Meek’s Cutoff :: Michelle Williams, Paul Dano

Regie: Kelly Reichardt

Die Landschaft des amerikanischen Westens ist fast so still wie das Weltall. So still, dass der Wind, das Plätschern der Flüsse und der Gesang der Vögel zu einer vielstimmigen Sinfonie anschwellen. Man macht sich bei einem Hollywood-Western ja selten Gedanken darüber, wie die ersten Siedler wohl ihr Essen zubereitet haben, wie ein Gewehr mit Pulver nachgeladen wurde oder eben: wie der amerikanische Westen wirklich geklungen haben mag.

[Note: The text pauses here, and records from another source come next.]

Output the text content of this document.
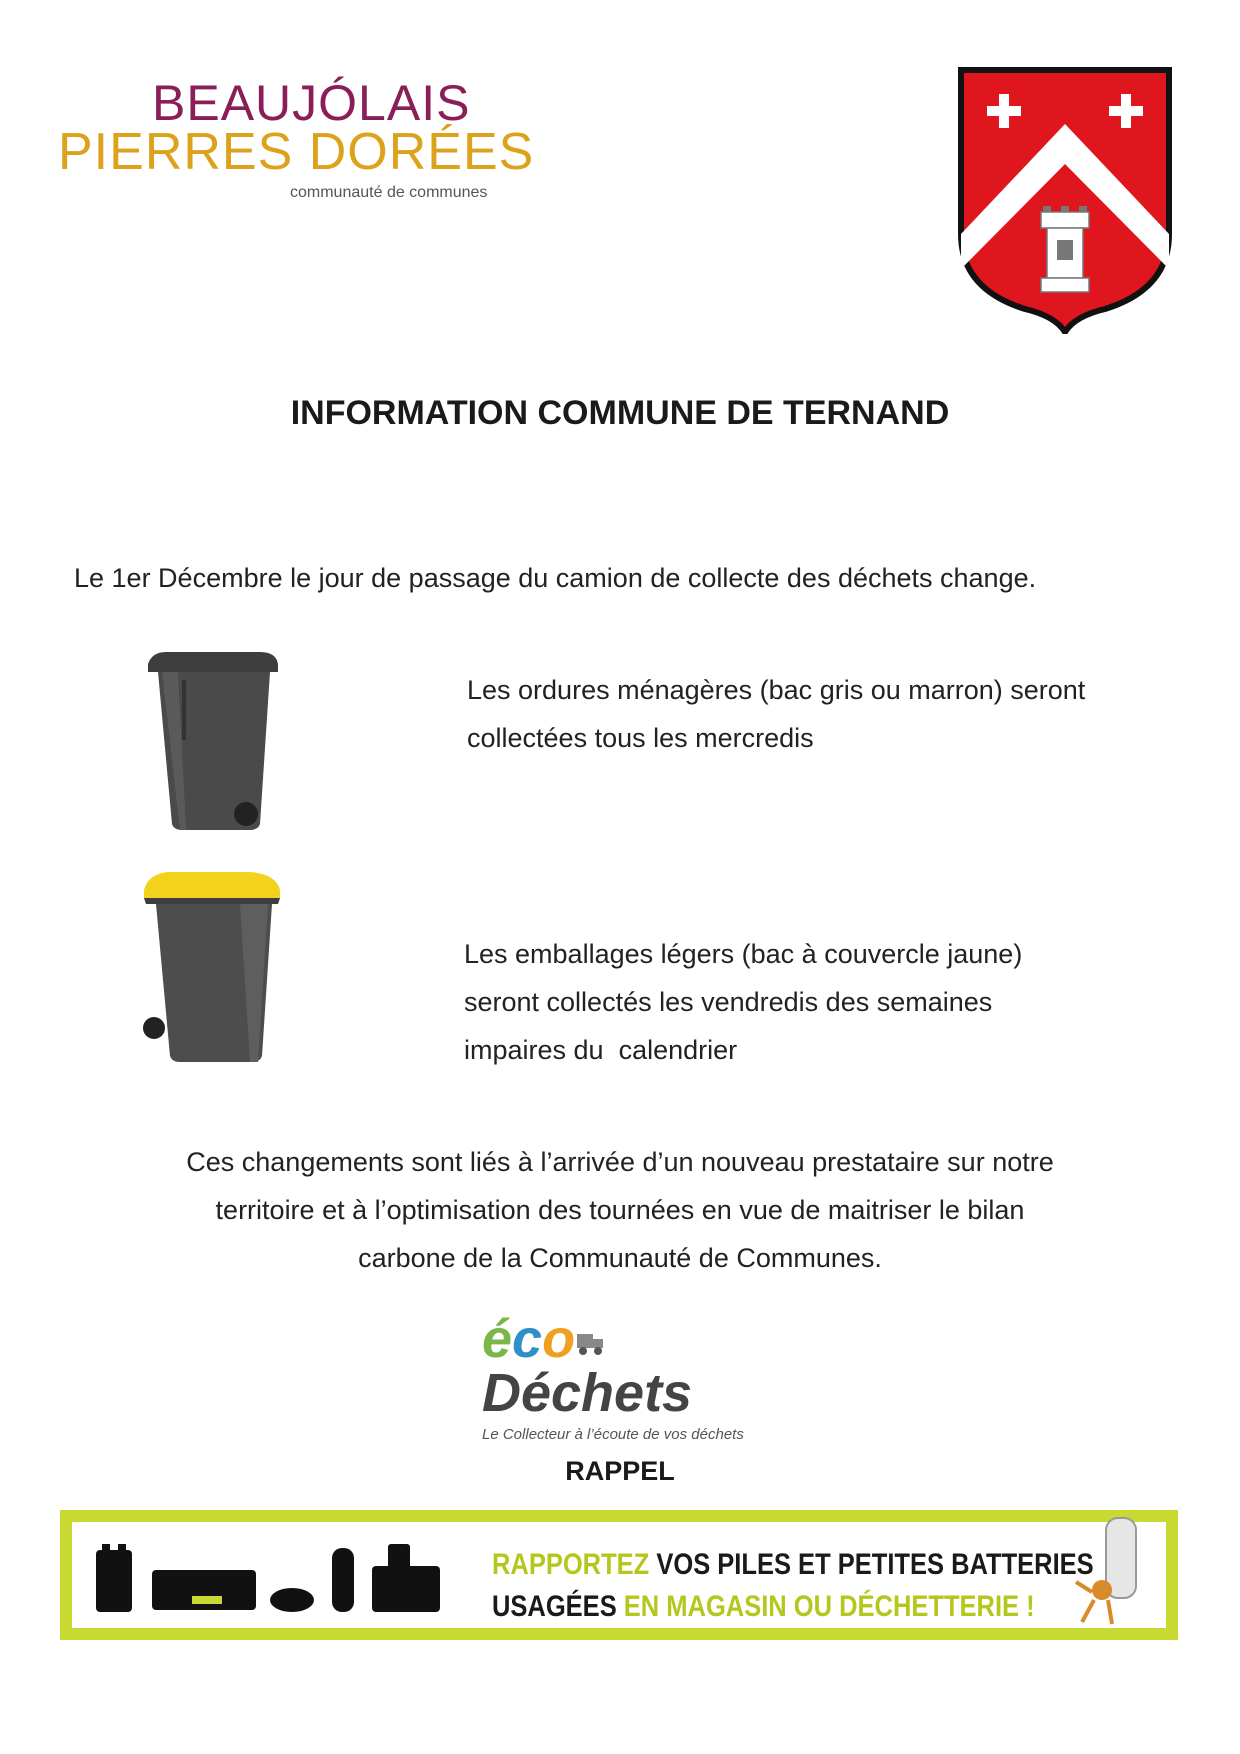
BEAUJÓLAIS
PIERRES DORÉES
communauté de communes
INFORMATION COMMUNE DE TERNAND
Le 1er Décembre le jour de passage du camion de collecte des déchets change.
Les ordures ménagères (bac gris ou marron) seront
collectées tous les mercredis
Les emballages légers (bac à couvercle jaune)
seront collectés les vendredis des semaines
impaires du  calendrier
Ces changements sont liés à l’arrivée d’un nouveau prestataire sur notre
territoire et à l’optimisation des tournées en vue de maitriser le bilan
carbone de la Communauté de Communes.
écoDéchets
Le Collecteur à l’écoute de vos déchets
RAPPEL
RAPPORTEZ VOS PILES ET PETITES BATTERIES
USAGÉES EN MAGASIN OU DÉCHETTERIE !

Die Ökonomie der Erzählung muss im klassischen handlungsbasierten Film eher dramaturgischen Regeln als dem Diktat des Realismus folgen. Kelly Reichardts Western „Meek’s Cutoff“ erzählt nun genau das: Er beschreibt die Strapazen eines Ritts durch den amerikanischen Westen und aus ihren Bilder spricht bereits eine innere Erschöpfung, wie man sie aus den Spätwestern des Genres kennt, die immer auch von der Müdigkeit des Westerners handelten, der seine Kräfte bei der Kultivierung des Landes aufzehrte.

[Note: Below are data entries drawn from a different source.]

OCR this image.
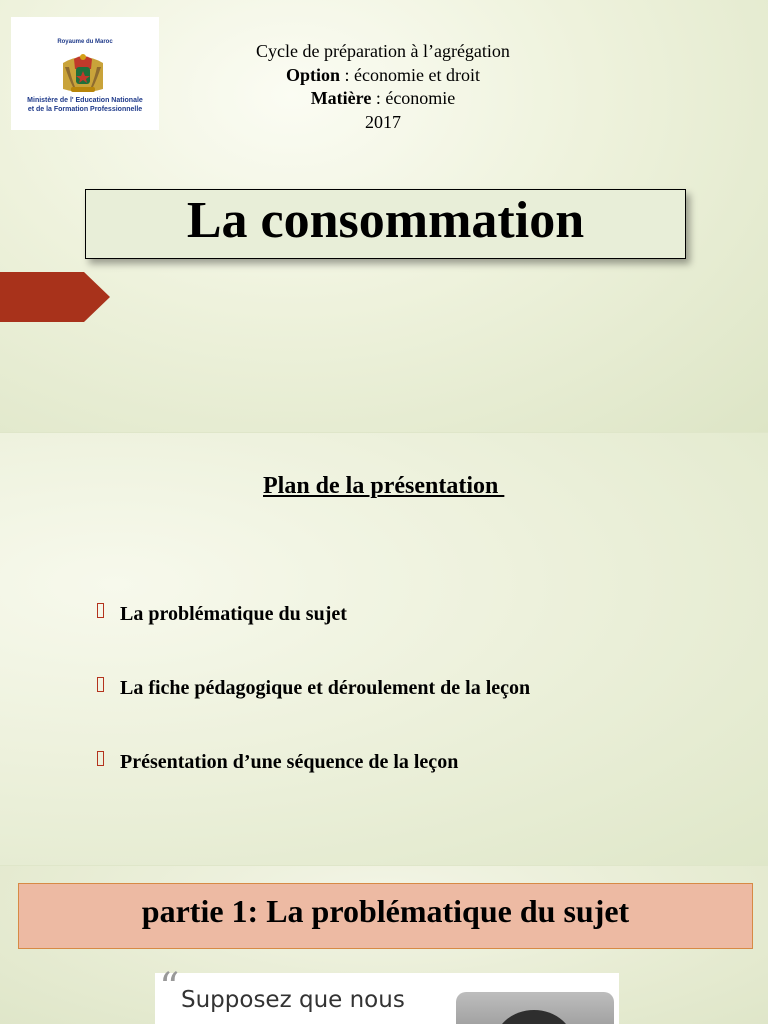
Royaume du Maroc
Ministère de l' Education Nationale
et de la Formation Professionnelle
Cycle de préparation à l’agrégation
Option : économie et droit
Matière : économie
2017
La consommation
Plan de la présentation
La problématique du sujet
La fiche pédagogique et déroulement de la leçon
Présentation d’une séquence de la leçon
partie 1: La problématique du sujet
“ Supposez que nous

Historisch betrachtet, fällt „Meek’s Cutoff“ allerdings in die Hochphase des klassischen Westerns, die Zeit des Oregon-Trails, Mitte des 19. Jahrhunderts, als der amerikanische Westen tatsächlich noch wildes Territorium war und die Übernahme des Kontinents nicht vollkommen abgeschlossen. Auch politisch beschreibt Reichardts Film ein Frühstadium: den Moment, in dem eine neu formierte Gesellschaft ihr Gemeinwesen entdeckt. Streitpunkt ist die historisch verbürgte Figur Stephen Meek, ein Trapper, der zu zweifelhaftem regionalen Ruhm kam, weil er einen Treck mit Siedlern über eine vermeintliche Abkürzung vom Weg abbrachte und in die Wildnis führte. Als der Film beginnt, sind Reichardts Figuren bereits an der Landschaft des Wilden Westens gescheitert. Die Wasservorräte gehen zur Neige, das Vertrauen der drei Familien in ihren Anführer ist erschüttert und die konsternierten Männer beraten, ob sie den Unglücksbringer nicht besser gleich am nächsten Baum aufknüpfen sollten. „Meek’s Cutoff“ ist zum Stehen gekommen, bevor er überhaupt begonnen hat.

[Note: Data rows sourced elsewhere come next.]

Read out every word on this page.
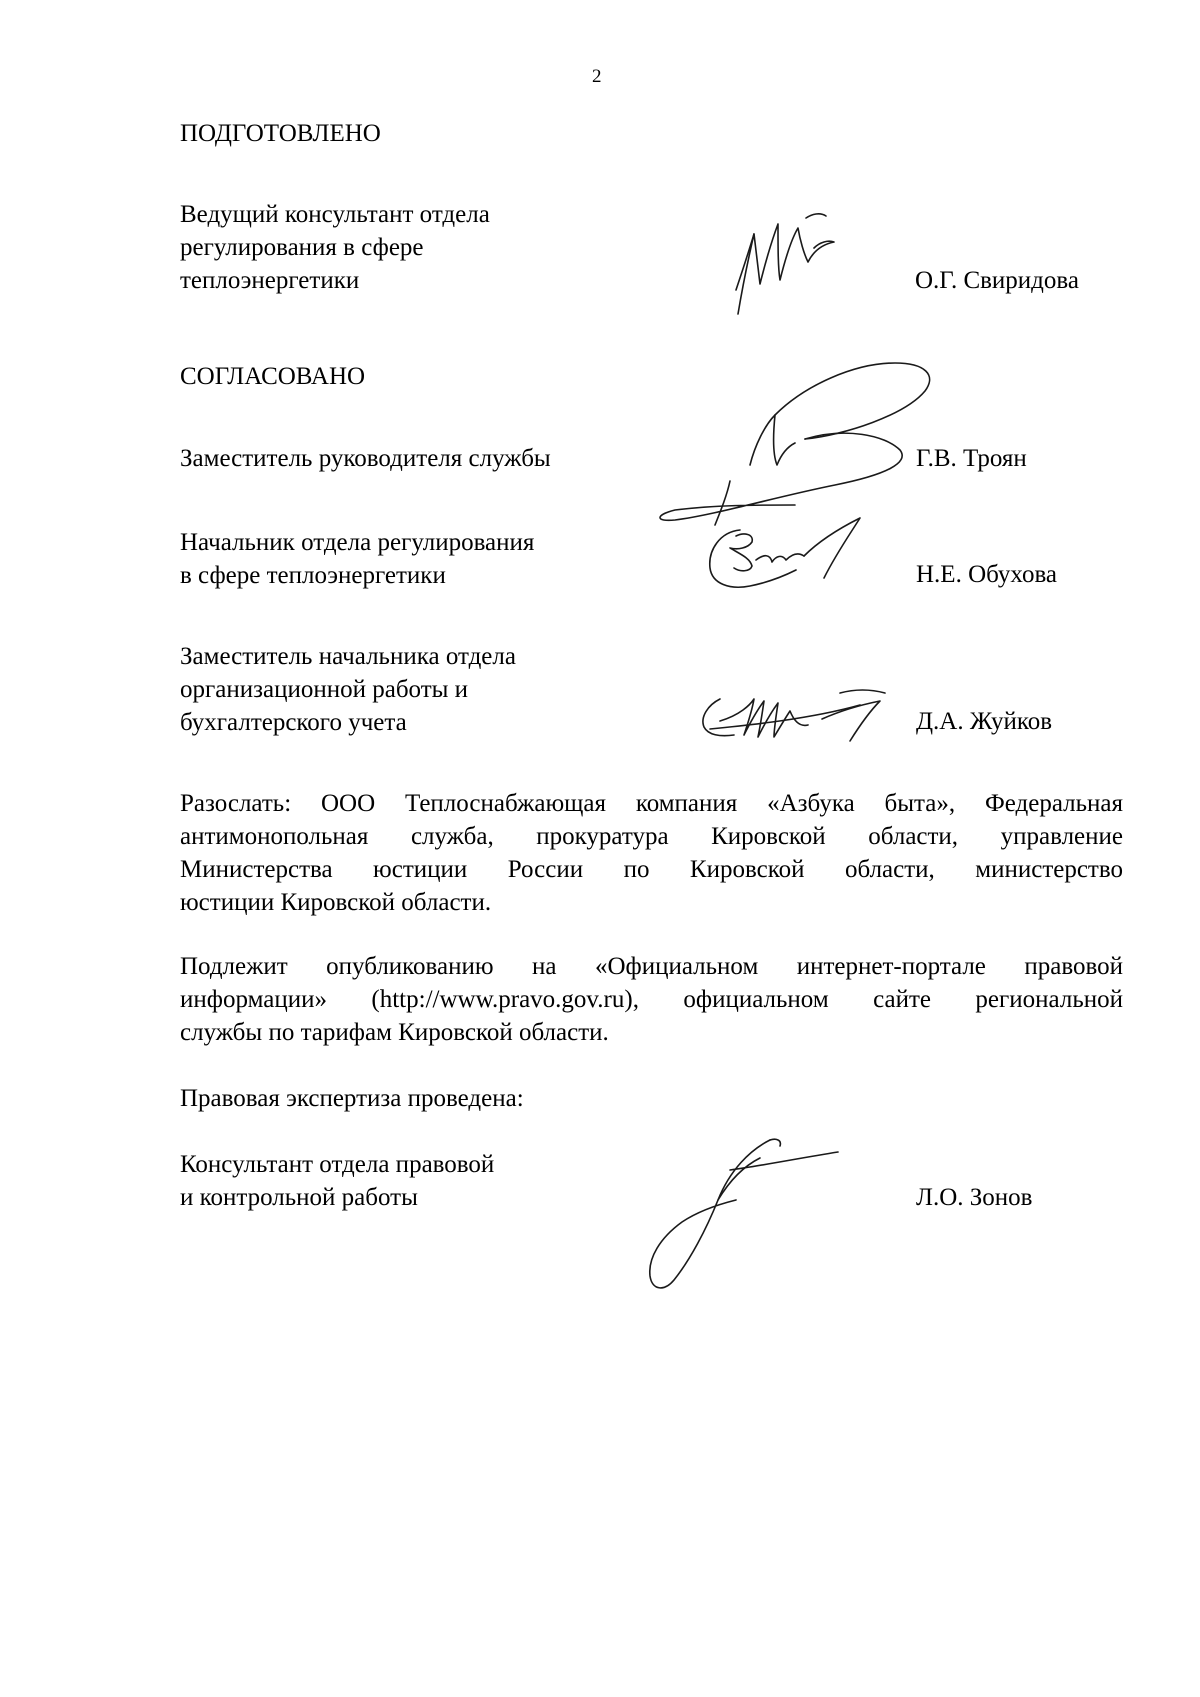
2
ПОДГОТОВЛЕНО
Ведущий консультант отдела
регулирования в сфере
теплоэнергетики	О.Г. Свиридова
СОГЛАСОВАНО
Заместитель руководителя службы	Г.В. Троян
Начальник отдела регулирования
в сфере теплоэнергетики	Н.Е. Обухова
Заместитель начальника отдела
организационной работы и
бухгалтерского учета	Д.А. Жуйков
Разослать: ООО Теплоснабжающая компания «Азбука быта», Федеральная
антимонопольная служба, прокуратура Кировской области, управление
Министерства юстиции России по Кировской области, министерство
юстиции Кировской области.
Подлежит опубликованию на «Официальном интернет-портале правовой
информации» (http://www.pravo.gov.ru), официальном сайте региональной
службы по тарифам Кировской области.
Правовая экспертиза проведена:
Консультант отдела правовой
и контрольной работы	Л.О. Зонов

Formal erfüllt Reichardts Film die maßgeblichen Kriterien des Westerns, und gleichzeitig setzt er die Regeln des Genres konsequent außer Kraft. Er korrigiert das Verhältnis der Menschen zur Landschaft (die Figuren werden meist aus der Distanz gefilmt, der Horizont ist dennoch selten zu sehen) und ersetzt das Pathos des „nation building“ durch die Pragmatik der Arbeit. Zeit ist hier die entscheidende Komponente, Reichardt entwickelt eine realistische Vorstellung vom Leben der Siedler durch eine dokumentarische Aufmerksamkeit für die Arbeitsroutinen: dem Wechseln der Wagenräder, dem Abseilen der Waggons einen Abhang hinunter oder dem Sammeln von Brennholz. Jeder Handgriff zeugt von den Mühen eines arbeitsreichen Lebens. Das schleppende Tempo dieses Lebensrhythmus veranschaulicht der Film mithilfe seines ureigensten gestalterischen Mittels: des Bildformats, für das Reichardt entgegen der Konvention des Landschaftsgenres Western nicht das breite Cinemascope, sondern das fast quadratische Academy Format gewählt hat. Für sie sei es wichtig, hat die Regisseurin im Interview erklärt, dem Zuschauern zu verstehen zu geben, dass ein Mensch mit den damaligen Mitteln gerade zwölf Meilen pro Tag vorankam. „Mit Cinemascope kann man dagegen schon in das Morgen beziehungsweise zurück ins Gestern blicken.“

Die zermürbende Monotonie von „Meek’s Cutoff“ beruht also auf einer Verkettung von sorgfältig gegeneinander abgewogenen künstlerischen Entscheidungen. Der zentrale Konflikt lautet: Wie kann eine Gesellschaft im Moment größter existenzieller Bedrohung ihre moralischen Werte verteidigen? Es ist eine der Frauen, die sich hier über das Recht des Stärkeren erhebt, als die Siedler einen „Native American“ aufgreifen, den Meek augenblicklich als tödlichen Feind und Bedrohung der Gemeinschaft ausmacht. Hier tritt schließlich Emily (Michelle Williams), lange Zeit schweigsame Beobachterin des Trecks, als zentrale Figur hervor. Sie ist die Einzige, die sich dem Anführer entgegenstellt und damit für eine Rechtsordnung einsteht, der sich auch ein Stephen Meek zu fügen hat. In „Meek’s Cutoff“ prallen zwei Kulturen aufeinander. Die frommen Siedlerfamilien und Meek als Verkörperung des Wilden Westens mit seinem archaischen Freiheitsversprechen.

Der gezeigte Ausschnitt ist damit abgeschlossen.